I am honestly surprised I haven't seen anyone estimate neutral game situations with Nash equilibria yet, since it is in a way the equivalent to what the flow chart is in the punish game. How to apply it is pretty easy.
1. Write down the options of player 1 in the rows, the options of player 2 in the columns. Note that you want to write down an option that you have to commit to before you can react again, so you don't want to list "shine", but rather list "shine WD back", "shinegrab", "shine nair" and so on as separate options. The options you list should at least take as long as your reaction time.
2. Assign values to the individual option matchups. Please don't use percentage, because it leaves the stage position/followup perspectives out. You could work with "centistocks", in this case taking someone's stock guaranteed with no read required afterwards would equivalent to 100. It takes some intuition to esimate the values, but from my experience having some imprecise values isn't as big of a deal, and you can always adjust them.
Assign the values from player 1's perspective.
3. Use some program or site like
this.
In the example, enter the following things:
dimension: [row number] [column number]
payoff matrix for player 1: [your table]
type of game: Zerosum
Submit
Somewhere it should say EP (expected payoff), this is what player 1 gets in average if both sides play correctly.
You should look to the row where it says EE (extreme equilibrium): It gives the probability of using that option in the equilibrium, if there are multiple EEs, everything inbetween is an equilibrium. Write the values for both players down
4. The interpretation: Learn, experiment, adjust
Compare the numbers with the probabilities you would use an option in a certain situation. What should be done differently. You can also analyze different situations with slight adjustments by deleting a few options (for example deleting "roll away" to look at situaions where you are at the edge of the stage).
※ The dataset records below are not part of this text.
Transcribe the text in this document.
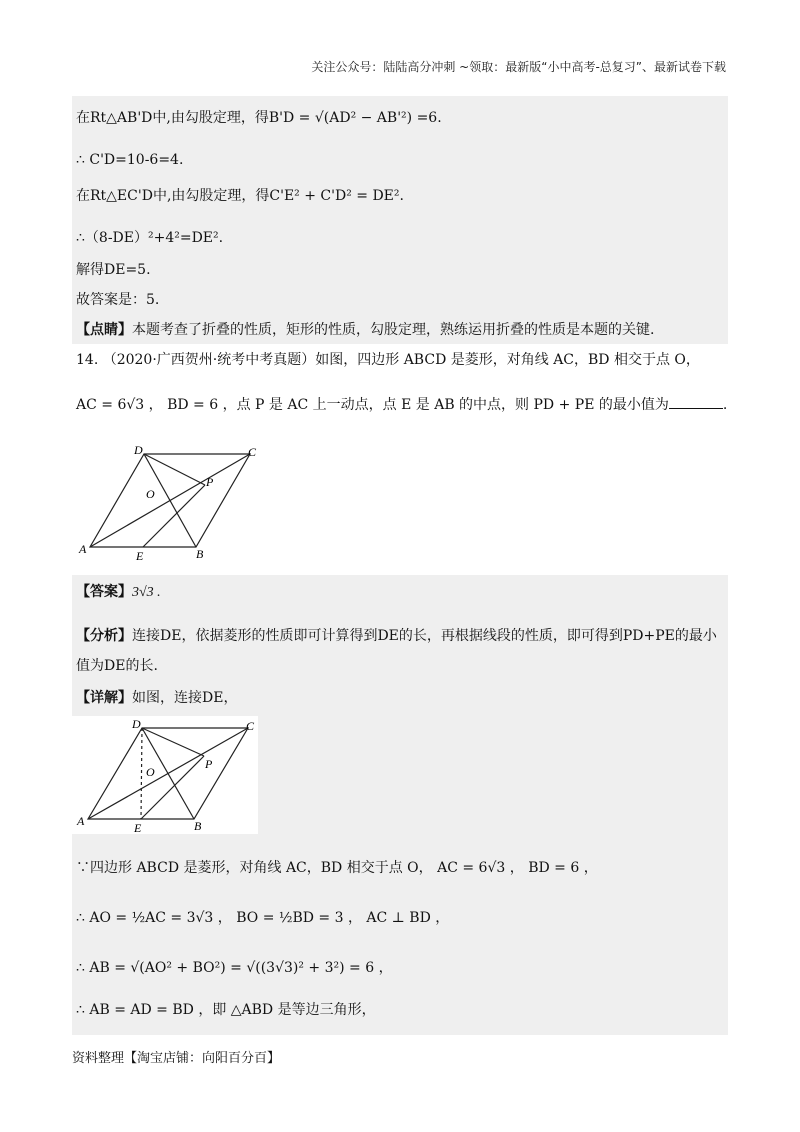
关注公众号：陆陆高分冲刺 ~领取：最新版“小中高考-总复习”、最新试卷下载
在Rt△AB'D中,由勾股定理，得B'D = √(AD² − AB'²) =6.
∴ C'D=10-6=4.
在Rt△EC'D中,由勾股定理，得C'E² + C'D² = DE².
∴（8-DE）²+4²=DE².
解得DE=5.
故答案是：5.
【点睛】本题考查了折叠的性质，矩形的性质，勾股定理，熟练运用折叠的性质是本题的关键.
14. （2020·广西贺州·统考中考真题）如图，四边形 ABCD 是菱形，对角线 AC，BD 相交于点 O，
AC = 6√3 ， BD = 6 ，点 P 是 AC 上一动点，点 E 是 AB 的中点，则 PD + PE 的最小值为	.
A	B
C
D
O
P
E
【答案】3√3 .
【分析】连接DE，依据菱形的性质即可计算得到DE的长，再根据线段的性质，即可得到PD+PE的最小
值为DE的长.
【详解】如图，连接DE，
A	B
C
D
O
P
E
∵四边形 ABCD 是菱形，对角线 AC，BD 相交于点 O， AC = 6√3 ， BD = 6 ，
∴ AO = ½AC = 3√3 ， BO = ½BD = 3 ， AC ⊥ BD ，
∴ AB = √(AO² + BO²) = √((3√3)² + 3²) = 6 ，
∴ AB = AD = BD ，即 △ABD 是等边三角形，
资料整理【淘宝店铺：向阳百分百】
You can also find that the results don't feel right and find the cause for that (false sign on a payoff value, left out an important option, estimated a option matchup wrongly).
I will give a pretty generic example, which is just a proof of concept and should be done differently for actual results:
I just used +1 for winning neutral and -1 for losing neutral for simplicity reasons. iirc the EP was +0.15
The player in the rows is standing in front of the player in the columns who is shielding.
If we just pretend this would correctly describe the situation, this would be my example interpretation (so don't take it word for word):
Grab is obviously a strong option for player 1, but it isn't used nearly half of the time optimally.
The overusage of grab in this situation seems to be the reason why player 2's opt to use spot dodge here at least sometimes, which would be a rather poor option if player 1 mixes it up better.
Wait in shield is surprisingly (or not?) a good option for player 2, wait in shield here means waiting for one reaction time length so the time you stay in shield in average should not be that high.
It should be noted that the equilibrium is composed of >5 different options, while players often just use 2 or 3.
Roll in could be better if we give it higher values for centerstage if it works, and if roll awawy is no option.
Specific tests to simulate the same on platforms could also be done.